= Yellow Quill First Nation =

Saulteaux band government in Saskatchewan, Canada

Yellow Quill First Nation (Ozaawiigwanong) (formerly Nut Lake Band of Saulteaux) is a Saulteaux First Nation band government in Saskatchewan, Canada. Their reserve is twenty kilometres northwest of Kelvington. The Yellow Quill First Nation is a signatory of Treaty No. 4, which was signed by Chief Yellow-quill on August 24, 1876.

Total registered population in October 2007, was 2,522, of which the on-reserve population was 800+ members, and off-reserve population was 1600+ members. The First Nation is a member of the Saskatoon Tribal Council and have their urban offices in Saskatoon as well as their Tribal Council offices.

== History ==

The First Nation was originally part of the Yellow-quill Saulteaux Band, a Treaty Band named after a Treaty 4 signatory Chief Ošāwaškokwanēpi, whose name means "Green/Blue-quill." However, due to "š" merging with "s" in Nakawēmowin (Saulteaux language), this led to a mistranslation of his name as "Yellow-quill"—"yellow" being osāw-, while "green/blue" being ošāwaško- (or osāwasko- in Saulteaux). Soon after the death of Chief Ošāwaškokwanēpi, the Band divided into three groups, of which the central division about Nut Lake became the Nut Lake Band of Saulteaux, located on the Nut Lake Indian Reserve. In 1989, the Band changed their name to "Yellowquill"—one word—in honour the founding chief; however, when their post office opened in 1993, it was named as "Yellow Quill"—two words.

The flag of the Yellow Quill First Nation.

==Reserves==
The First Nation have reserved for themselves four reserves:
- 5858.8 ha Yellowquill Indian Reserve 90 (formerly Nut Lake Indian Reserve 90), which serves as their main Reserve, containing the community of Yellow Quill.
- 64.8 ha Yellow Quill Indian Reserve 90-8
- 195 ha Yellow Quill Indian Reserve 90-18
- 37.1 ha Treaty Four Reserve Grounds 77, which is shared with 32 other First Nations.

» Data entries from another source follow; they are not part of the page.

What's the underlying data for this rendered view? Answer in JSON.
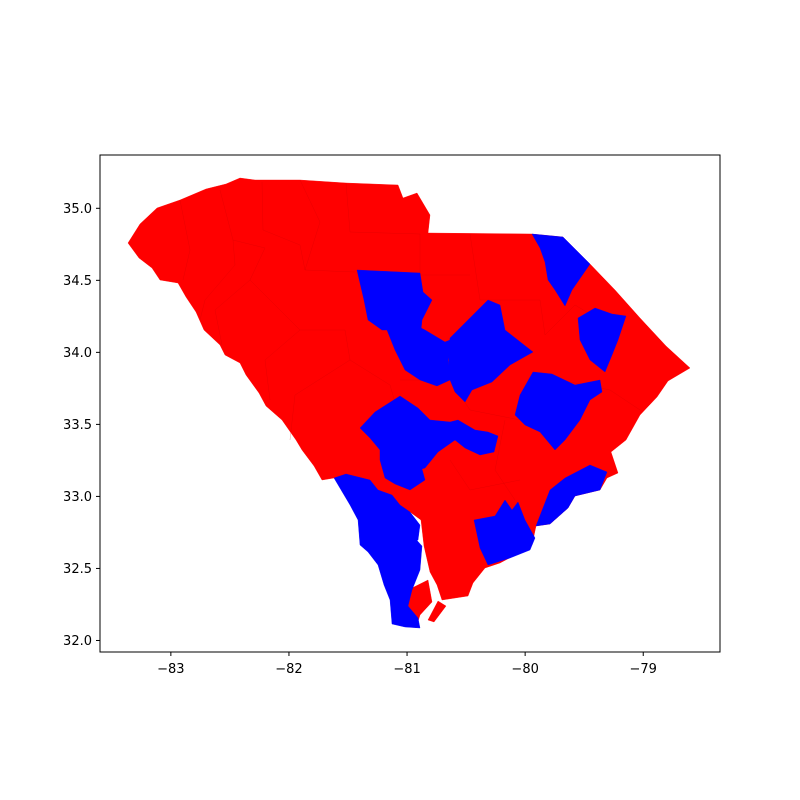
{
  "map": {
    "xlim": [
      -83.6,
      -78.35
    ],
    "ylim": [
      31.92,
      35.37
    ],
    "x_ticks": [
      {
        "value": -83,
        "label": "−83"
      },
      {
        "value": -82,
        "label": "−82"
      },
      {
        "value": -81,
        "label": "−81"
      },
      {
        "value": -80,
        "label": "−80"
      },
      {
        "value": -79,
        "label": "−79"
      }
    ],
    "y_ticks": [
      {
        "value": 32.0,
        "label": "32.0"
      },
      {
        "value": 32.5,
        "label": "32.5"
      },
      {
        "value": 33.0,
        "label": "33.0"
      },
      {
        "value": 33.5,
        "label": "33.5"
      },
      {
        "value": 34.0,
        "label": "34.0"
      },
      {
        "value": 34.5,
        "label": "34.5"
      },
      {
        "value": 35.0,
        "label": "35.0"
      }
    ],
    "colors": {
      "red": "#ff0000",
      "blue": "#0000ff",
      "axes": "#000000"
    }
  }
}
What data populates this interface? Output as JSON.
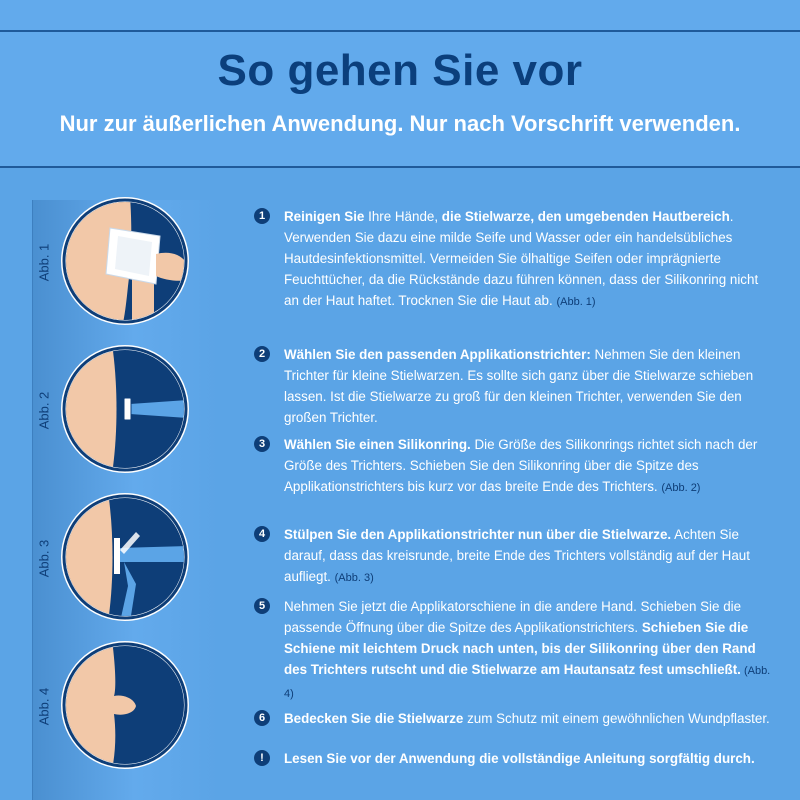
{
  "header": {
    "title": "So gehen Sie vor",
    "subtitle": "Nur zur äußerlichen Anwendung. Nur nach Vorschrift verwenden."
  },
  "figures": [
    {
      "label": "Abb. 1"
    },
    {
      "label": "Abb. 2"
    },
    {
      "label": "Abb. 3"
    },
    {
      "label": "Abb. 4"
    }
  ],
  "steps": [
    {
      "num": "1",
      "parts": [
        {
          "t": "Reinigen Sie",
          "s": "b"
        },
        {
          "t": " Ihre Hände, ",
          "s": ""
        },
        {
          "t": "die Stielwarze, den umgebenden Hautbereich",
          "s": "b"
        },
        {
          "t": ". Verwenden Sie dazu eine milde Seife und Wasser oder ein handelsübliches Hautdesinfektionsmittel. Vermeiden Sie ölhaltige Seifen oder imprägnierte Feuchttücher, da die Rückstände dazu führen können, dass der Silikonring nicht an der Haut haftet. Trocknen Sie die Haut ab. ",
          "s": ""
        },
        {
          "t": "(Abb. 1)",
          "s": "ref"
        }
      ]
    },
    {
      "num": "2",
      "parts": [
        {
          "t": "Wählen Sie den passenden Applikationstrichter:",
          "s": "b"
        },
        {
          "t": " Nehmen Sie den kleinen Trichter für kleine Stielwarzen. Es sollte sich ganz über die Stielwarze schieben lassen. Ist die Stielwarze zu groß für den kleinen Trichter, verwenden Sie den großen Trichter.",
          "s": ""
        }
      ]
    },
    {
      "num": "3",
      "parts": [
        {
          "t": "Wählen Sie einen Silikonring.",
          "s": "b"
        },
        {
          "t": " Die Größe des Silikonrings richtet sich nach der Größe des Trichters. Schieben Sie den Silikonring über die Spitze des Applikationstrichters bis kurz vor das breite Ende des Trichters. ",
          "s": ""
        },
        {
          "t": "(Abb. 2)",
          "s": "ref"
        }
      ]
    },
    {
      "num": "4",
      "parts": [
        {
          "t": "Stülpen Sie den Applikationstrichter nun über die Stielwarze.",
          "s": "b"
        },
        {
          "t": " Achten Sie darauf, dass das kreisrunde, breite Ende des Trichters vollständig auf der Haut aufliegt. ",
          "s": ""
        },
        {
          "t": "(Abb. 3)",
          "s": "ref"
        }
      ]
    },
    {
      "num": "5",
      "parts": [
        {
          "t": "Nehmen Sie jetzt die Applikatorschiene in die andere Hand. Schieben Sie die passende Öffnung über die Spitze des Applikationstrichters. ",
          "s": ""
        },
        {
          "t": "Schieben Sie die Schiene mit leichtem Druck nach unten, bis der Silikonring über den Rand des Trichters rutscht und die Stielwarze am Hautansatz fest umschließt.",
          "s": "b"
        },
        {
          "t": " (Abb. 4)",
          "s": "ref"
        }
      ]
    },
    {
      "num": "6",
      "parts": [
        {
          "t": "Bedecken Sie die Stielwarze",
          "s": "b"
        },
        {
          "t": " zum Schutz mit einem gewöhnlichen Wundpflaster.",
          "s": ""
        }
      ]
    },
    {
      "num": "!",
      "parts": [
        {
          "t": "Lesen Sie vor der Anwendung die vollständige Anleitung sorgfältig durch.",
          "s": "b"
        }
      ]
    }
  ],
  "colors": {
    "background": "#5ba4e6",
    "dark_blue": "#0e3e78",
    "skin": "#f2c8a8"
  }
}
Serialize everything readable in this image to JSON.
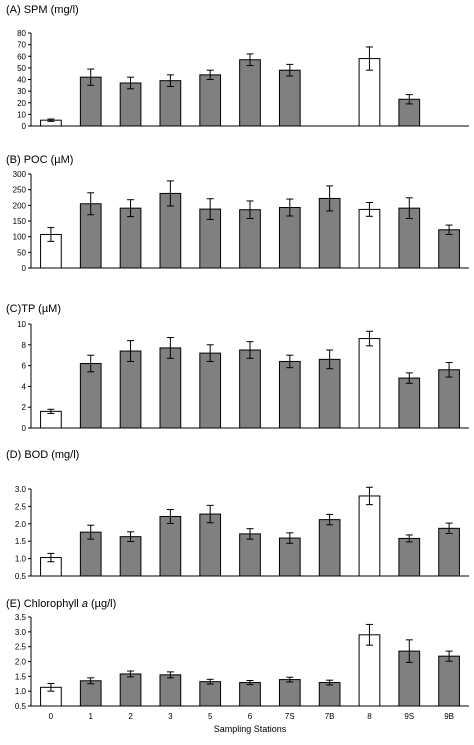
{
  "x_axis_title": "Sampling Stations",
  "categories": [
    "0",
    "1",
    "2",
    "3",
    "5",
    "6",
    "7S",
    "7B",
    "8",
    "9S",
    "9B"
  ],
  "colors": {
    "open_bar": "#ffffff",
    "filled_bar": "#808080",
    "axis": "#000000"
  },
  "chart_data": [
    {
      "type": "bar",
      "title": "(A) SPM (mg/l)",
      "categories": [
        "0",
        "1",
        "2",
        "3",
        "5",
        "6",
        "7S",
        "7B",
        "8",
        "9S",
        "9B"
      ],
      "values": [
        5,
        42,
        37,
        39,
        44,
        57,
        48,
        null,
        58,
        23,
        null
      ],
      "errors": [
        1,
        7,
        5,
        5,
        4,
        5,
        5,
        null,
        10,
        4,
        null
      ],
      "open_bars": [
        0,
        8
      ],
      "ylim": [
        0,
        80
      ],
      "yticks": [
        0,
        10,
        20,
        30,
        40,
        50,
        60,
        70,
        80
      ]
    },
    {
      "type": "bar",
      "title": "(B) POC (µM)",
      "categories": [
        "0",
        "1",
        "2",
        "3",
        "5",
        "6",
        "7S",
        "7B",
        "8",
        "9S",
        "9B"
      ],
      "values": [
        107,
        205,
        191,
        238,
        188,
        186,
        193,
        222,
        187,
        191,
        122
      ],
      "errors": [
        22,
        35,
        27,
        40,
        33,
        28,
        27,
        40,
        22,
        33,
        15
      ],
      "open_bars": [
        0,
        8
      ],
      "ylim": [
        0,
        300
      ],
      "yticks": [
        0,
        50,
        100,
        150,
        200,
        250,
        300
      ]
    },
    {
      "type": "bar",
      "title": "(C)TP (µM)",
      "categories": [
        "0",
        "1",
        "2",
        "3",
        "5",
        "6",
        "7S",
        "7B",
        "8",
        "9S",
        "9B"
      ],
      "values": [
        1.6,
        6.2,
        7.4,
        7.7,
        7.2,
        7.5,
        6.4,
        6.6,
        8.6,
        4.8,
        5.6
      ],
      "errors": [
        0.2,
        0.8,
        1.0,
        1.0,
        0.8,
        0.8,
        0.6,
        0.9,
        0.7,
        0.5,
        0.7
      ],
      "open_bars": [
        0,
        8
      ],
      "ylim": [
        0,
        10
      ],
      "yticks": [
        0,
        2,
        4,
        6,
        8,
        10
      ]
    },
    {
      "type": "bar",
      "title": "(D) BOD (mg/l)",
      "categories": [
        "0",
        "1",
        "2",
        "3",
        "5",
        "6",
        "7S",
        "7B",
        "8",
        "9S",
        "9B"
      ],
      "values": [
        1.03,
        1.76,
        1.63,
        2.21,
        2.28,
        1.71,
        1.59,
        2.12,
        2.8,
        1.58,
        1.87
      ],
      "errors": [
        0.12,
        0.2,
        0.14,
        0.2,
        0.25,
        0.15,
        0.15,
        0.15,
        0.25,
        0.1,
        0.15
      ],
      "open_bars": [
        0,
        8
      ],
      "ylim": [
        0.5,
        3.0
      ],
      "yticks": [
        0.5,
        1.0,
        1.5,
        2.0,
        2.5,
        3.0
      ]
    },
    {
      "type": "bar",
      "title": "(E) Chlorophyll a  (µg/l)",
      "title_prefix": "(E) Chlorophyll ",
      "title_italic": "a",
      "title_suffix": "  (µg/l)",
      "categories": [
        "0",
        "1",
        "2",
        "3",
        "5",
        "6",
        "7S",
        "7B",
        "8",
        "9S",
        "9B"
      ],
      "values": [
        1.13,
        1.35,
        1.58,
        1.55,
        1.32,
        1.29,
        1.39,
        1.29,
        2.9,
        2.35,
        2.18
      ],
      "errors": [
        0.13,
        0.1,
        0.1,
        0.1,
        0.08,
        0.07,
        0.08,
        0.08,
        0.35,
        0.38,
        0.17
      ],
      "open_bars": [
        0,
        8
      ],
      "ylim": [
        0.5,
        3.5
      ],
      "yticks": [
        0.5,
        1.0,
        1.5,
        2.0,
        2.5,
        3.0,
        3.5
      ]
    }
  ]
}
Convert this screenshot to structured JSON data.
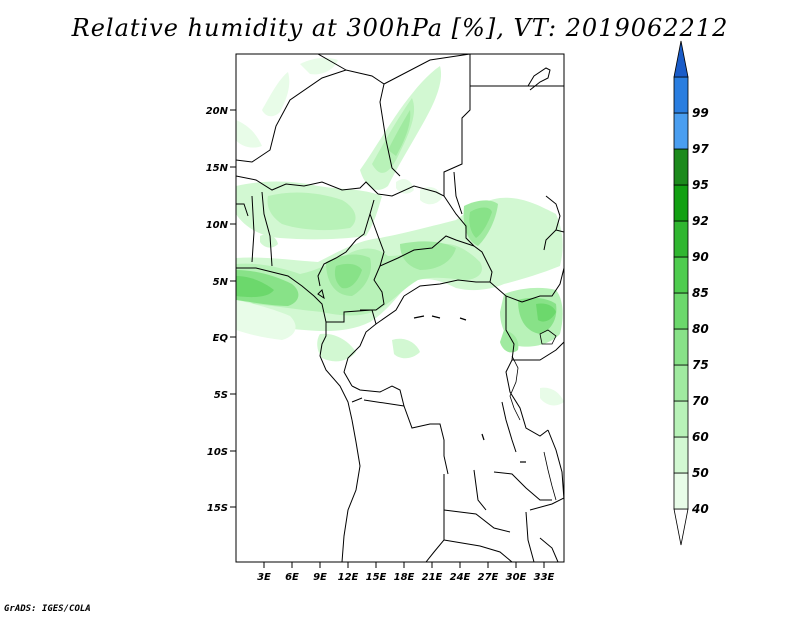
{
  "title": "Relative humidity at 300hPa [%], VT: 2019062212",
  "credit": "GrADS: IGES/COLA",
  "map": {
    "lat_ticks": [
      "20N",
      "15N",
      "10N",
      "5N",
      "EQ",
      "5S",
      "10S",
      "15S"
    ],
    "lon_ticks": [
      "3E",
      "6E",
      "9E",
      "12E",
      "15E",
      "18E",
      "21E",
      "24E",
      "27E",
      "30E",
      "33E"
    ],
    "extent": {
      "lon": [
        0,
        35
      ],
      "lat": [
        -20,
        25
      ]
    }
  },
  "colorbar": {
    "levels": [
      "40",
      "50",
      "60",
      "70",
      "75",
      "80",
      "85",
      "90",
      "92",
      "95",
      "97",
      "99"
    ],
    "colors": [
      "#ffffff",
      "#e8fce8",
      "#d2f8d2",
      "#b8f2b8",
      "#a0eaa0",
      "#88e288",
      "#6cd86c",
      "#4ecc4e",
      "#30b630",
      "#12a012",
      "#1c8a1c",
      "#4a9ef0",
      "#2a7ee0",
      "#1a5cc8"
    ]
  }
}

In addition, there are 17000 acres in newly acquired Treaty Land Entitlement lands.

== Governance ==
Yellow Quill have an elected tribal council consisting of a chief and seven councillors. The current council for the three-year-long electoral term ending on November 26, 2026 consists of Chief John Machiskinic and Councilors Terry Moose, Kashtin Nashacappo, Brandon Peequaquat, Charlene Peequaquat, Erin Poochay, Eric Squirrel, and Clarissa Whitehead.

== Services ==
Yellow Quill operates Yellow Quill Health Centre, Nawigizigweyas School (K-12), Yellow Quill Daycare, Robert Neapetung Memorial Water Treatment Plant, Yellow Quill Store, and the Band Office, all of which are on reserve.